Fig. 5.. Monkey pharmacokinetics of AM1-15 DAR4 and purified DAR2 and modification of drug-linker for solubility enable the utility of semipermeable inhibitor 11 in the context of drug-like ADC AM1-25.

(A) AM1-15 (broad DAR4) and AM1-15 DAR2 show linear pharmacokinetics in monkeys, and DAR purification to 2 reduces free payload in circulation. (B) Components of intact drug-linker 15 and aggregation profile of corresponding DAR4 AM1-15 ADC in pH 7.4 buffer as determined by SEC. VC, valine-citrulline; MC, maleimidocaproyl. (C) Components of enabling drug-linker 25 including solubilized para-aminobenzyloxy (p-ABO) spacer, valine-alanine (VA) dipeptide trigger unit and solubilized antibody attachment unit, and aggregation profile of corresponding DAR4 AM1-15 ADC in pH 7.4 buffer as determined by SEC.

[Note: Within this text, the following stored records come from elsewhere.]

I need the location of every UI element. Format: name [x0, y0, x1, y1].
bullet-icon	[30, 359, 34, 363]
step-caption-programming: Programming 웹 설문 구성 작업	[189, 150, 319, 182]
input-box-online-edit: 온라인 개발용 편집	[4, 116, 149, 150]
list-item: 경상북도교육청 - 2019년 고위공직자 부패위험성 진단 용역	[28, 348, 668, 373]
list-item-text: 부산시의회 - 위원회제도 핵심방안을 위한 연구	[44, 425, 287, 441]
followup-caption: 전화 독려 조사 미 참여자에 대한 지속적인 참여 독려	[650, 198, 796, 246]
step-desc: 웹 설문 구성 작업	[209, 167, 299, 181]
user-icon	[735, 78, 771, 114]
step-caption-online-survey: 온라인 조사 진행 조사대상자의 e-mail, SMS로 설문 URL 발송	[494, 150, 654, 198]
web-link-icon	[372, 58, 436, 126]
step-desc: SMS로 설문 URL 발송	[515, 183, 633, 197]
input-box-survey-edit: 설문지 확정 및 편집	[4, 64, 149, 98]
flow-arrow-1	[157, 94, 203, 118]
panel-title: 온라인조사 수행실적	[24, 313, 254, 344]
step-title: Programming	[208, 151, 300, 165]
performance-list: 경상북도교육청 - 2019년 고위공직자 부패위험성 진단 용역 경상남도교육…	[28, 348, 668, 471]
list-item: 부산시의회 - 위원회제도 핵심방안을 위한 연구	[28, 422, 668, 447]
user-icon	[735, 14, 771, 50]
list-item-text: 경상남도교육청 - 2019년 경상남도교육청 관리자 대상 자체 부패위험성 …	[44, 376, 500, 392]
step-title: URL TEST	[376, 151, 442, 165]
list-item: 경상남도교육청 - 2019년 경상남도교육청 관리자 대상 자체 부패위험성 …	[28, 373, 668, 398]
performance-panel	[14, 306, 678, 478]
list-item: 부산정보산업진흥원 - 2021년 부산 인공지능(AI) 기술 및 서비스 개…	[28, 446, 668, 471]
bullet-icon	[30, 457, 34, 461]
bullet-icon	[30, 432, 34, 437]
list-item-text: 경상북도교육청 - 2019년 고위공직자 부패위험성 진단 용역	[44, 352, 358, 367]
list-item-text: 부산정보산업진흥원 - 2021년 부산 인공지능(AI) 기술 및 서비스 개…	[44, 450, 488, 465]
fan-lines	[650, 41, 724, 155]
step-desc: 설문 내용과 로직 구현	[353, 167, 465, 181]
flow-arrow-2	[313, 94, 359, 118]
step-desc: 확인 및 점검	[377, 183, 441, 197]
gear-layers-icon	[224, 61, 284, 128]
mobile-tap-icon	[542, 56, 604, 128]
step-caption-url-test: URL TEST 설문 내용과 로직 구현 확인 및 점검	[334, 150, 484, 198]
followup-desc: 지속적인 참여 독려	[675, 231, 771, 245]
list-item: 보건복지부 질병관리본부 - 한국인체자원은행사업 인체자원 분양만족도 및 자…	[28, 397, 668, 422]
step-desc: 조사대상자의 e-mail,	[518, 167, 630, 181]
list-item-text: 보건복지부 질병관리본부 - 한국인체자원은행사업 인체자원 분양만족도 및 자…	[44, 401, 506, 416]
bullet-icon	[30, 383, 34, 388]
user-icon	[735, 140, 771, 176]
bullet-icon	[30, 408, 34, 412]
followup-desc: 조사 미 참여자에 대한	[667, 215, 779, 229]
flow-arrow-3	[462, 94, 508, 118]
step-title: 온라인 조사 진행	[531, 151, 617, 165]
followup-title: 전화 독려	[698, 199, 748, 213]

Fig. 6.. AM1-25 inhibits tumor growth in vivo and exhibits linear pharmacokinetics in monkeys.

(A and B) The volume of subcutaneous tumors was plotted as a function of the time after tumor inoculation. SCID/bg mice with a subcutaneous tumor of approximately 200 mm³ were treated with docetaxel, huIgG, AM1, AM1-25, or AM1-15 (open symbols) or a combination of AM1-25 or AM1-15 with docetaxel (closed symbols). The numbers in the legend between parentheses indicates the dose levels (in milligrams per kilogram). Treatment started at day 10 after tumor inoculation. Conjugates and antibody were intraperitoneally administered at a Q7D×2 regimen. Docetaxel was administered intravenously at 7.5 mg/kg (QDx1). Each point of a curve represents the arithmetic mean of the volumes of eight tumors. Error bars depict the SEM. The inset shows EGFR expression of a xenograft as revealed by IHC for H1650 (A) and EBC-1 (B). Concentration-time profiles of TAb, conjugated antibody (ADC), and unconjugated payload following two intravenous doses (10 or 30 mg/kg) of AM1-25 (C), or AM1-15 (D) 3 weeks apart in cynomolgus monkeys. Data are presented as means ± SD (N = 3).